At their graduation on June 22, seniors at Princeton High School spent their final hours as classmates looking to the past and to the future, saw their principal do a little dance and heard words meant to inspire them for the journey that lies ahead.
Dressed in blue caps and gowns, the seniors made the traditional walk out of the school and onto the lawn in front of the building. In all, there were 418 newly minted graduates of a high school that U.S. News & World Report ranks as one of the best in America, but one where many students have reported being overworked and where student absenteeism has been chronic.
Princeton Public Schools Superintendent of Schools Stephen C. Cochrane, who has sought to promote student wellness and redefine what success means in a high-performing school district he has led since 2014, told graduates of the value of treating others as “significant.” He shared how his struggles as a freshman at Princeton University in the 1970s nearly led him to tell his parents in Seattle, Wash., that he wanted to come home.

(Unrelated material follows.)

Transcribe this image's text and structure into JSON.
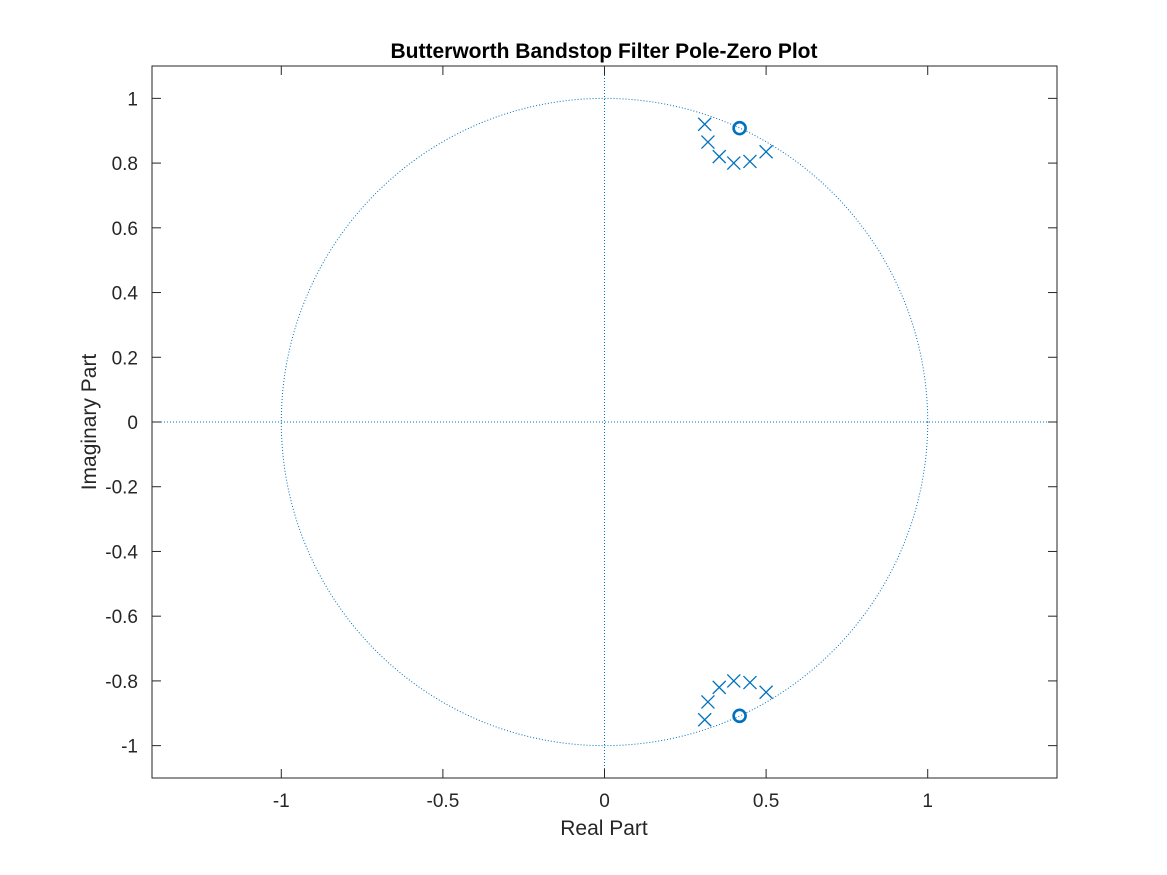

But as he left a seminar, an upperclassman offered him a few words of encouragement — a “seven-second encounter” Cochrane said he has never forgotten.
“We live in a fast-paced, overly competitive world in which kindness and compassion often take a backseat to selfies, self-interest and superficial human interactions,” he said. “We live in a world in which we are chasing success as defined by grades or income, prestige or perfect performance. And yet our planet doesn’t need more perfect performances. What it needs are peacemakers, healers, restorers and risk-takers.”
The graduation ceremony took place under gray, cloudy skies, as some rain came through the area earlier, but not enough to force graduation indoors or delay its start.
In a series of speeches, student speakers sought to inspire and even humor their classmates and the crowd of family members sitting in the audience.
“Whenever you return to Princeton, scan through your senior collages and reach out to your old friends,” class President Hamza Nishtar said.
Senior Diane Li shared the lesson she learned from reading a children’s story in elementary school. The moral of the story was that “becoming an adult is realizing the world is bigger than yourself, that other people have thoughts and feelings different from your own and that they are significant,” she said.
Senior Cole Toto tried to add some humor to the moment. In his remarks, he said he was asked to talk about the future.
“As an 18-year-old boy,” he said, “I think this was a good idea seeing as I’ve barely lived enough to understand the present.”
Principal Gary R. Snyder, who last year read a poem during his commencement address, got into the act. As “Don’t Stop Believin’ ” started to play over the loudspeakers, he danced a little, or what was his best try at it.
“I can’t dance,” said Snyder, who later called up a student to beatbox for him as he read some of his speech.
He told seniors they had “lived and learned.”
“You have endured tragedies and triumphed in your success,” Snyder said. “The words, the art, the legacy of those who came before us might fade over time. We look to the next generation to pick up the brush to add color to the murals of our lives.”